Teaching your kids to manage money

The importance of being honest with your kids about finance

Money has become the new sex. No, not in the way you think. Parents who unblushingly give their kids the lowdown on the birds and bees clam up when the topic turns to nickels and dimes. It's not just worry over the high cost of daycare, or how to best save for college. It's what, and how, do I teach my kids about money?

Not discussing money openly with your kids is a wrong turn, says CUNA director of youth outreach Phil Heckman: "Parents make a huge mistake when they're not sharing decisions about what to do with limited income. And everyone has a limited income, it's just at different levels."

Heckman believes one of the best ways parents can teach kids about money is to talk openly about their own financial decisions. "There's a lot you can share with kids about how you make decisions. If you don't do that, you're ignoring the opportunity to teach and model."

Madison-based personal financial counselor Connie Kilmark feels that parents need to clarify their own values in the process of providing financial education to their children -- just as with sex education. "It's all about values," says Kilmark. "What is important? What are my beliefs?"

Kids will rejoice in the fact that both Kilmark and Heckman advocate allowance-giving that is unconnected to grades, chores or behavior. Kilmark explains why kids must be given an allowance in order to learn about money: "It's the cradle of teaching. It is to money education what food is to nutrition education. You can't teach kids about money if they don't have any."

But why not connect the money to work done by the child? After all, adults have to work for pay. Both Kilmark and Heckman are adamant that allowances should not be contingent on anything. Otherwise money "gets all tangled up in disapproval and unhappiness," explains Kilmark. Heckman agrees that having the allowance hinged on chores "introduces a contingency that interferes with learning. Getting into power struggles with kids over money can be as destructive as having a four-hour standoff over a serving of green beans."

Both instead believe that kids should be expected to do age-appropriate chores, not for money, but simply because it is an expectation. Failure to complete those chores should instead be punished with loss of privileges. Otherwise, parents are likely to find that children will often simply choose to forgo allowance in order to avoid helping around the house.

Similarly, withholding money to punish a child for misbehavior teaches the wrong sort of lesson. Kilmark explains it this way: "We don't want money to be [seen as] the universal solvent that dissolves all difficulties."

What positive associations, then, do we want to teach kids? Heckman believes that one of the chief goals of financial education is inculcation of the benefits of saving. "The earlier you start saving, the less you have to put aside.
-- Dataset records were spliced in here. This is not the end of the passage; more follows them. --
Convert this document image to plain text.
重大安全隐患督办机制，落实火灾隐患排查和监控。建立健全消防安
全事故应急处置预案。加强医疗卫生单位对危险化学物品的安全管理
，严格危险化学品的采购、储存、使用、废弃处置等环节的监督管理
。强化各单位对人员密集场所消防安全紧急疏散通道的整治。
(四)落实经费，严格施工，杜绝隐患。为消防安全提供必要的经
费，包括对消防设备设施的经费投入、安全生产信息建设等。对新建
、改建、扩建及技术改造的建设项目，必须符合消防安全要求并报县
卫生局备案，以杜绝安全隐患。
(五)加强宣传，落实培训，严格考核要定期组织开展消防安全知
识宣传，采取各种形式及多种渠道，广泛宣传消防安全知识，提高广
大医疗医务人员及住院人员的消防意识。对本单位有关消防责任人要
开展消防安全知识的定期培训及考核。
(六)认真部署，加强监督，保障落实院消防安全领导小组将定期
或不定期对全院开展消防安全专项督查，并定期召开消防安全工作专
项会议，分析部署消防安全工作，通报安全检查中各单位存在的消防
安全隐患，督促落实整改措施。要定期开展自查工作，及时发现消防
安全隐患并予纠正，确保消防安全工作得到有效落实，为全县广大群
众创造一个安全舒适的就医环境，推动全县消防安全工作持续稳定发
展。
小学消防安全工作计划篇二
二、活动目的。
You are constantly hearing from peers and parents, 'I wish I'd started earlier.'" He adds, "Not that 8-year-olds need to be thinking about retirement."
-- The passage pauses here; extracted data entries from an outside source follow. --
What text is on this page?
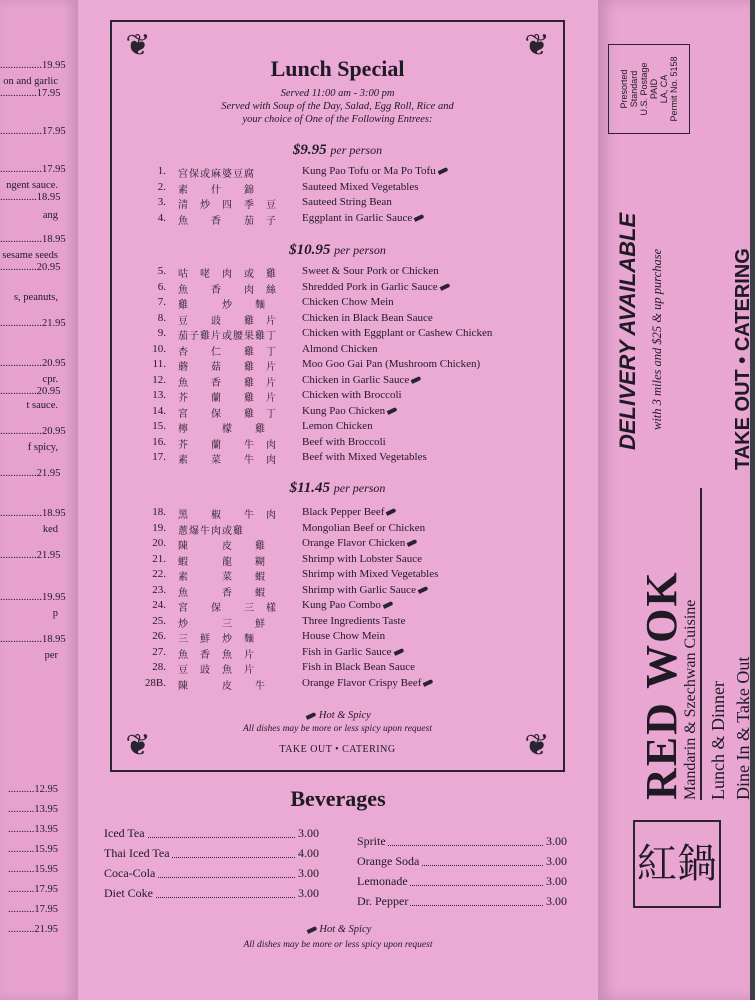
❦	❦
❦	❦
Lunch Special
Served 11:00 am - 3:00 pm
Served with Soup of the Day, Salad, Egg Roll, Rice and
your choice of One of the Following Entrees:
$9.95 per person
1. 宫保或麻婆豆腐	Kung Pao Tofu or Ma Po Tofu
2. 素　　什　　錦	Sauteed Mixed Vegetables
3. 清　炒　四　季　豆	Sauteed String Bean
4. 魚　　香　　茄　子	Eggplant in Garlic Sauce
$10.95 per person
5. 咕　咾　肉　或　雞	Sweet & Sour Pork or Chicken
6. 魚　　香　　肉　絲	Shredded Pork in Garlic Sauce
7. 雞　　　炒　　麵	Chicken Chow Mein
8. 豆　　豉　　雞　片	Chicken in Black Bean Sauce
9. 茄子雞片或腰果雞丁	Chicken with Eggplant or Cashew Chicken
10. 杏　　仁　　雞　丁	Almond Chicken
11. 蘑　　菇　　雞　片	Moo Goo Gai Pan (Mushroom Chicken)
12. 魚　　香　　雞　片	Chicken in Garlic Sauce
13. 芥　　蘭　　雞　片	Chicken with Broccoli
14. 宮　　保　　雞　丁	Kung Pao Chicken
15. 檸　　　檬　　雞	Lemon Chicken
16. 芥　　蘭　　牛　肉	Beef with Broccoli
17. 素　　菜　　牛　肉	Beef with Mixed Vegetables
$11.45 per person
18. 黑　　椒　　牛　肉	Black Pepper Beef
19. 蔥爆牛肉或雞	Mongolian Beef or Chicken
20. 陳　　　皮　　雞	Orange Flavor Chicken
21. 蝦　　　龍　　糊	Shrimp with Lobster Sauce
22. 素　　　菜　　蝦	Shrimp with Mixed Vegetables
23. 魚　　　香　　蝦	Shrimp with Garlic Sauce
24. 宮　　保　　三　樣	Kung Pao Combo
25. 炒　　　三　　鮮	Three Ingredients Taste
26. 三　鮮　炒　麵	House Chow Mein
27. 魚　香　魚　片	Fish in Garlic Sauce
28. 豆　豉　魚　片	Fish in Black Bean Sauce
28B. 陳　　　皮　　牛	Orange Flavor Crispy Beef
Hot & Spicy
All dishes may be more or less spicy upon request
TAKE OUT • CATERING
Beverages
Iced Tea	3.00
Thai Iced Tea	4.00
Coca-Cola	3.00
Diet Coke	3.00
Sprite	3.00
Orange Soda	3.00
Lemonade	3.00
Dr. Pepper	3.00
Hot & Spicy
All dishes may be more or less spicy upon request
................19.95
on and garlic
..............17.95
................17.95
................17.95
ngent sauce.
..............18.95
ang
................18.95
sesame seeds
..............20.95
s, peanuts,
................21.95
................20.95
cpr.
..............20.95
t sauce.
................20.95
f spicy,
..............21.95
................18.95
ked
..............21.95
................19.95
p
................18.95
per
..........12.95
..........13.95
..........13.95
..........15.95
..........15.95
..........17.95
..........17.95
..........21.95
Presorted Standard U.S. Postage PAID LA, CA Permit No. 5158
DELIVERY AVAILABLE with 3 miles and $25 & up purchase	TAKE OUT • CATERING
RED WOK
Mandarin & Szechwan Cuisine Lunch & Dinner Dine In & Take Out
紅鍋
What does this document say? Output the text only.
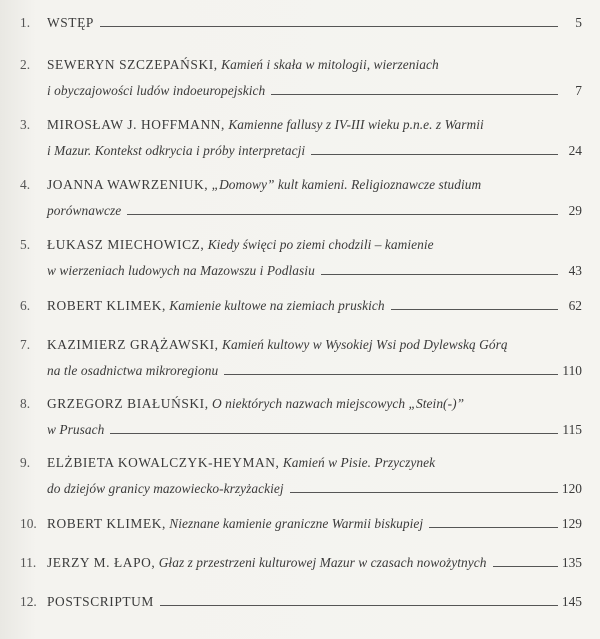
1.	WSTĘP	5
2.	SEWERYN SZCZEPAŃSKI,
Kamień i skała w mitologii, wierzeniach
i obyczajowości ludów indoeuropejskich	7
3.	MIROSŁAW J. HOFFMANN,
Kamienne fallusy z IV-III wieku p.n.e. z Warmii
i Mazur. Kontekst odkrycia i próby interpretacji	24
4.	JOANNA WAWRZENIUK,
„Domowy” kult kamieni. Religioznawcze studium
porównawcze	29
5.	ŁUKASZ MIECHOWICZ,
Kiedy święci po ziemi chodzili – kamienie
w wierzeniach ludowych na Mazowszu i Podlasiu	43
6.	ROBERT KLIMEK,
Kamienie kultowe na ziemiach pruskich	62
7.	KAZIMIERZ GRĄŻAWSKI,
Kamień kultowy w Wysokiej Wsi pod Dylewską Górą
na tle osadnictwa mikroregionu	110
8.	GRZEGORZ BIAŁUŃSKI,
O niektórych nazwach miejscowych „Stein(-)”
w Prusach	115
9.	ELŻBIETA KOWALCZYK-HEYMAN,
Kamień w Pisie. Przyczynek
do dziejów granicy mazowiecko-krzyżackiej	120
10. ROBERT KLIMEK,
Nieznane kamienie graniczne Warmii biskupiej	129
11. JERZY M. ŁAPO,
Głaz z przestrzeni kulturowej Mazur w czasach nowożytnych	135
12. POSTSCRIPTUM	145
Kilmark believes that 8-year-olds don't even need to be thinking about college. She describes a scene she witnessed in which a preschooler threw a tantrum in the lobby of a bank, screaming, "I want my college money! I want my college money!" Kilmark encourages parents to help children with saving for smaller, obtainable goals -- a bicycle or a gaming system, for instance. "You need to teach deferred gratification gradually," she says.
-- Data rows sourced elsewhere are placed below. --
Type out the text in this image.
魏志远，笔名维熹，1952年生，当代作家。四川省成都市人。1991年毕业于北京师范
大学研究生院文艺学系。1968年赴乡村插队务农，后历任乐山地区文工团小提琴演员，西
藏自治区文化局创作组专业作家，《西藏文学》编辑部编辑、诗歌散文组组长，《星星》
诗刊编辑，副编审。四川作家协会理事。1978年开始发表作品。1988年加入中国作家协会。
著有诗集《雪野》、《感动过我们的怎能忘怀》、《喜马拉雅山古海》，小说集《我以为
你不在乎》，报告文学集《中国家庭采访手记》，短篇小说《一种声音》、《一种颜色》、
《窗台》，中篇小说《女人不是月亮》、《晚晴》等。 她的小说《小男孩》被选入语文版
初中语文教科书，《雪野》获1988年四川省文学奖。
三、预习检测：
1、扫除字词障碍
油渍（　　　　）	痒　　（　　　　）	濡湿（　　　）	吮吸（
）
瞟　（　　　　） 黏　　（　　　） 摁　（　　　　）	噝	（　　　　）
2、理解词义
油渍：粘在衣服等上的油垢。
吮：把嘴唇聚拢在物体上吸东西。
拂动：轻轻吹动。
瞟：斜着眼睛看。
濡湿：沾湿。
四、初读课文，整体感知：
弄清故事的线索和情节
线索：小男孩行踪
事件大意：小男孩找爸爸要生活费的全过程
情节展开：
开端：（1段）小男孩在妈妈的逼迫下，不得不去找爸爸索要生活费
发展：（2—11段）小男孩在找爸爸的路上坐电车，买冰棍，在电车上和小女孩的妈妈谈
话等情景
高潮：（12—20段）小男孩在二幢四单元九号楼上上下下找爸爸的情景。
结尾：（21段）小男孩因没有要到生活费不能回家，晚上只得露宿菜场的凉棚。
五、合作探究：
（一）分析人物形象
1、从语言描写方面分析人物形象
A second benefit of teaching kids deferred gratification is that they will have more resources with which to avoid the temptation of easy credit, which Kilmark describes as a "looming danger," now that credit card companies begin aggressively marketing themselves to teens as soon as they turn 18. In Kilmark's view, credit not only enables young people to spend "next year's money today," but "destroys the intrinsic and intimate relationship between money and time."

A basic game plan for financial education, then, begins with an allowance, one not tied to chores, grades, behavior or anything else. The size of the allowance is a complicated decision, influenced by the age and interests of the child, and also what the child is expected to pay for.

Kilmark recommends a threefold approach: money for now, money for later (savings toward a bigger purchase), and money for sharing (set aside for gift giving and philanthropy). She likes to keep things simple, recommending simply dividing cash into three envelopes. The parents and child should develop an agreement that states explicitly what the child is expected to pay for with the money in the allowance; the usual costs include snacks, CDs, admission to movies or other entertainment and expenses associated with hobbies or collections.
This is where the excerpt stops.